Answers to our 11 most asked questions
When you’re a business lawyer, people usually want advice when they meet you at a party. We’ve collected the 11 most commonly asked questions along with their answers. We hope you find your questions on this list. If you don’t, you can always call (214) 418-0258 and schedule a meeting to get to know us and see if we can help you.
How do most new business owners handle the upfront costs prior to funding?
Usually it is a combination of (1) savings, (2) initial investment from friends/family, and (3) working a day job.
Why would I hire a lawyer to do forms for my company, when I can get forms for my company online for a nominal amount of money?
Internet forms do not fit all situations. Often you’ll see this in the disclaimers that are shown to you before you buy such forms. We see lots of issues where online forms were not correct, did not fit the particular situation the client faced or were set up in a way that was unfavorable to our client. While law firms also use forms, an experienced lawyer can tell you what to include and what not to include in your forms.
Should I form my company as an LLC or corporation or something else?
It really depends. There are reasons for each type of structure. LLCs and corporations are very typical. But there are situations where another form of entity makes sense. Only by getting to know you and your situation, as a client, could we determine which is best for you.
I have an LLC (or corporation) so I am completely protected from liability, right?
Not true. In many situations an owner of an LLC or corporation can have personal liability for things connected to the business. Which risks will apply generally depends on the nature of the business and way it is operated. With that specific information, a plan can be made to understand, control and minimize the risk of owner/operator personal liability.
Why is it important to get my own lawyer when I am going in business with someone else?
Your situation is different than that of the other owners. While a lawyer can sometimes get a waiver and work for multiple owners at once, that lawyer should inform you they are not advocating for any one owner in such situation. What if the terms favor your partner? If you have an independent lawyer, they can advise you. If you have a lawyer representing everyone, they will explain it is not their role to do what is best for you.
What state should I form my LLC/Corporation/other entity in?
This is a complex question and really depends on the current ownership of the business, anticipated future ownership and a host of other issues. When we help clients form or grow a company, we typically give fact-specific advice on these issues.
I am going into business with my friends or business contacts. Do I need my own lawyer?
You may wish to consider it. If a lawyer is asked to serve as counsel to all of the owners in a business formation, they may not be advocating for you. They may not be able to explain the pluses and minuses of different negotiation or planning strategies.

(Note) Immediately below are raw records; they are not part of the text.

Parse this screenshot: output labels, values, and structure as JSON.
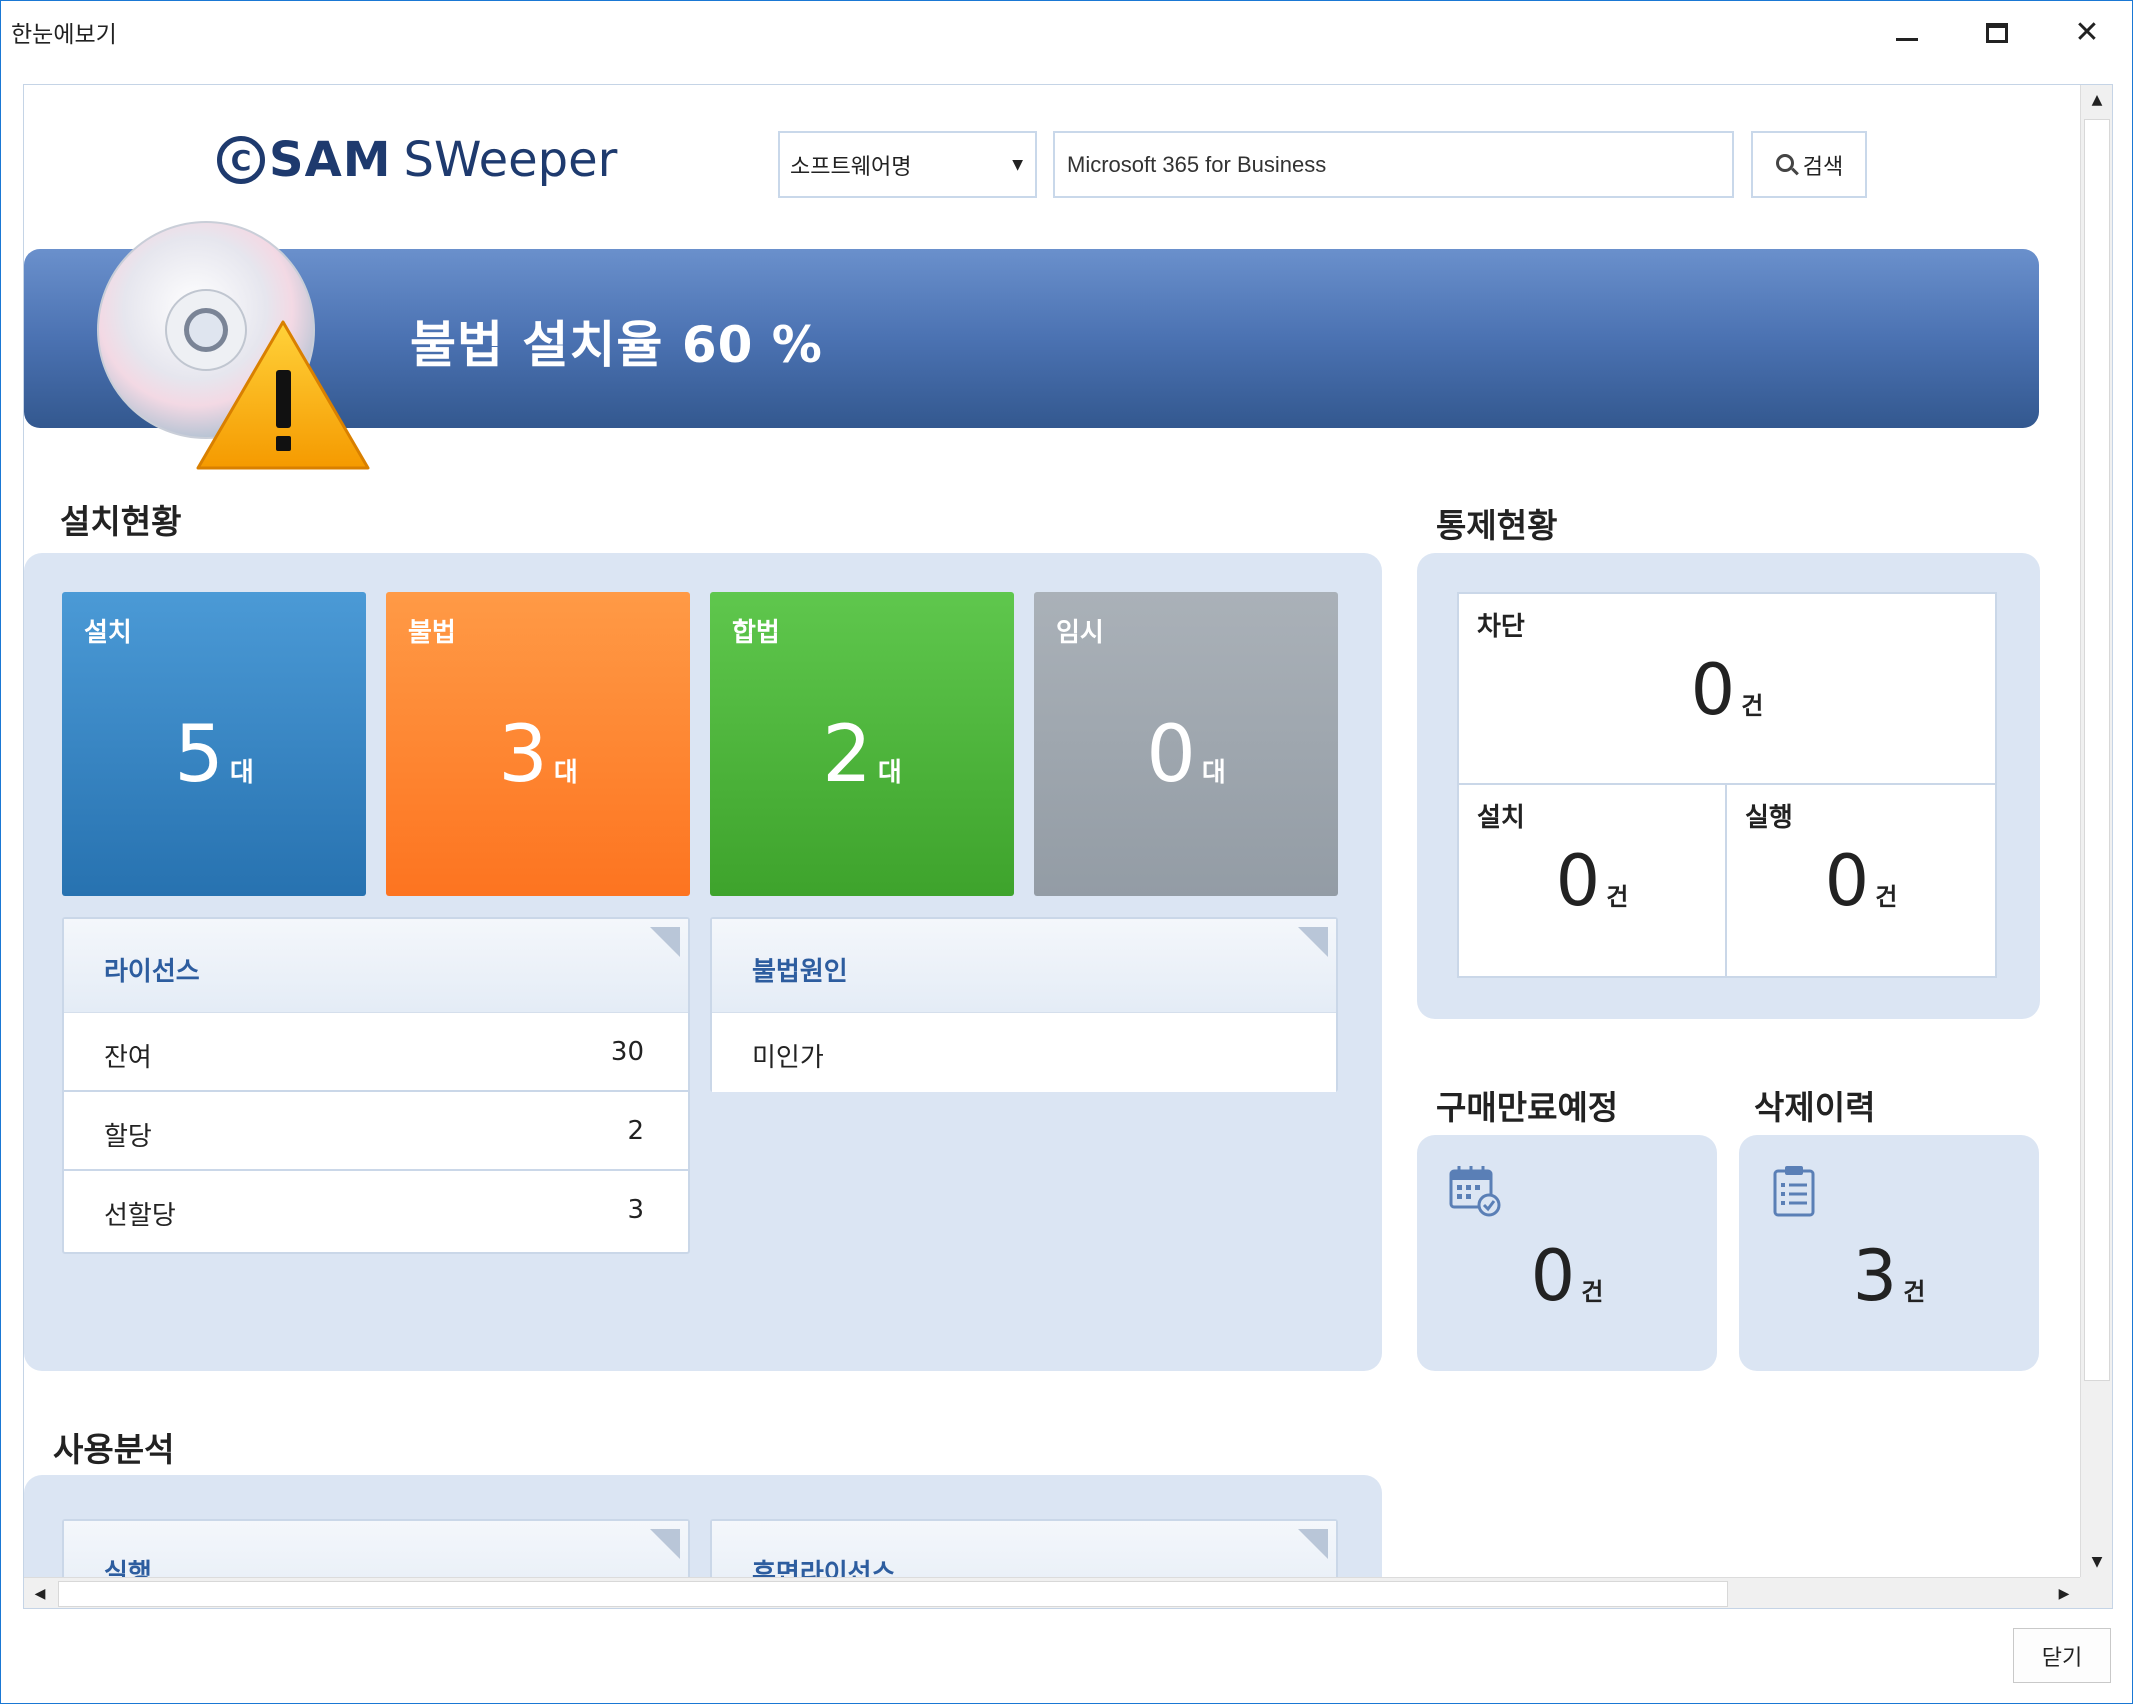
{
  "window": {
    "title": "한눈에보기"
  },
  "header": {
    "logo": {
      "mark": "C",
      "brand_bold": "SAM",
      "brand_light": "SWeeper"
    },
    "search_type": "소프트웨어명",
    "search_value": "Microsoft 365 for Business",
    "search_button_label": "검색"
  },
  "banner": {
    "title": "불법 설치율 60 %"
  },
  "install_status": {
    "title": "설치현황",
    "tiles": [
      {
        "label": "설치",
        "value": "5",
        "unit": "대",
        "color": "#2e7cbf"
      },
      {
        "label": "불법",
        "value": "3",
        "unit": "대",
        "color": "#fd7f2c"
      },
      {
        "label": "합법",
        "value": "2",
        "unit": "대",
        "color": "#4cb43a"
      },
      {
        "label": "임시",
        "value": "0",
        "unit": "대",
        "color": "#9aa2aa"
      }
    ],
    "license_card": {
      "title": "라이선스",
      "rows": [
        {
          "label": "잔여",
          "value": "30"
        },
        {
          "label": "할당",
          "value": "2"
        },
        {
          "label": "선할당",
          "value": "3"
        }
      ]
    },
    "illegal_reason_card": {
      "title": "불법원인",
      "rows": [
        {
          "label": "미인가"
        }
      ]
    }
  },
  "control_status": {
    "title": "통제현황",
    "block": {
      "label": "차단",
      "value": "0",
      "unit": "건"
    },
    "install": {
      "label": "설치",
      "value": "0",
      "unit": "건"
    },
    "run": {
      "label": "실행",
      "value": "0",
      "unit": "건"
    }
  },
  "purchase_expiry": {
    "title": "구매만료예정",
    "value": "0",
    "unit": "건",
    "icon": "calendar-check-icon"
  },
  "deletion_history": {
    "title": "삭제이력",
    "value": "3",
    "unit": "건",
    "icon": "clipboard-list-icon"
  },
  "usage_analysis": {
    "title": "사용분석",
    "cards": [
      {
        "title": "실행"
      },
      {
        "title": "휴면라이선스"
      }
    ]
  },
  "footer": {
    "close_button_label": "닫기"
  },
  "colors": {
    "accent": "#4b72b2",
    "panel": "#dbe5f3",
    "card_title": "#2d5d9f"
  }
}
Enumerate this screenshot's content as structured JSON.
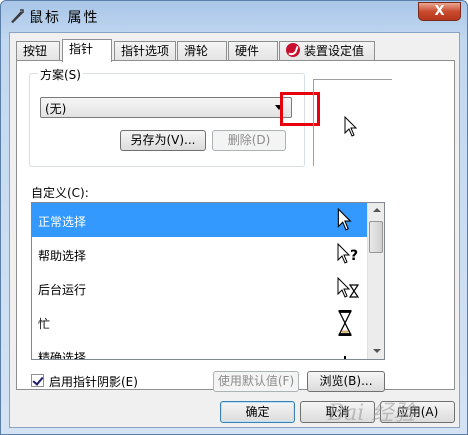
{
  "window": {
    "title": "鼠标 属性",
    "close_label": "X"
  },
  "tabs": [
    {
      "label": "按钮"
    },
    {
      "label": "指针"
    },
    {
      "label": "指针选项"
    },
    {
      "label": "滑轮"
    },
    {
      "label": "硬件"
    },
    {
      "label": "装置设定值"
    }
  ],
  "scheme": {
    "label": "方案(S)",
    "selected": "(无)",
    "save_as_label": "另存为(V)...",
    "delete_label": "删除(D)"
  },
  "customize": {
    "label": "自定义(C):",
    "items": [
      {
        "label": "正常选择",
        "cursor": "arrow-cursor-icon"
      },
      {
        "label": "帮助选择",
        "cursor": "help-cursor-icon"
      },
      {
        "label": "后台运行",
        "cursor": "working-cursor-icon"
      },
      {
        "label": "忙",
        "cursor": "busy-cursor-icon"
      },
      {
        "label": "精确选择",
        "cursor": "precision-cursor-icon"
      }
    ]
  },
  "options": {
    "shadow_label": "启用指针阴影(E)",
    "shadow_checked": true,
    "use_default_label": "使用默认值(F)",
    "browse_label": "浏览(B)..."
  },
  "footer": {
    "ok_label": "确定",
    "cancel_label": "取消",
    "apply_label": "应用(A)"
  },
  "watermark": "Bai 经验",
  "colors": {
    "selection": "#3399ff",
    "highlight_box": "#e8000b",
    "close_button": "#c94a2e"
  }
}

I am raising money from my friends and family. I don’t need to worry about securities laws, do I?
Yes, you do. Securities laws typically cover all securities, which often cover ownership interests of small businesses. Typically you must register (with the SEC and/or state) all securities offerings or find an exemption. There is no special free pass for “friends and family” so you need to carefully plan for securities law compliance.
A number of bad things can happen if you don’t comply with securities laws depending on the circumstances, including: (1) giving all of your investors a rescission right (a chance to get their money back with interest), (2) criminal liability, and (3) making it hard to bring in sophisticated investors in the future (they typically avoid companies that have violated securities laws).
When should I start planning to sell my company?
Now. We recommend our clients constantly be thinking about and looking at the possibility they may sell their company at an unknown time. This enhances their options and leads to maximum value in the future. Unexpected offers from third parties can happen at any time. Personal circumstances may change.
A few steps now could lead to major gains in value in the future.
I've met someone well connected and they are going to take a percentage of the money they raise for my company. This is normal, right?
A person that is paid to raise money for your company is considered a securities broker under federal (and typically state) securities law. If your well-connected person does not have a license to sell securities, you probably have a problem. Consult experienced counsel.
For fundraising, it is my understanding that we can do so at will, because we are all employees and it is a private company. I don’t have to worry about securities laws, right?
Not true. Having employees involved and not compensating those employees for fundraising does help qualify for some securities law exemptions. There are, however, a lot of other considerations to take into account. Consult experienced counsel.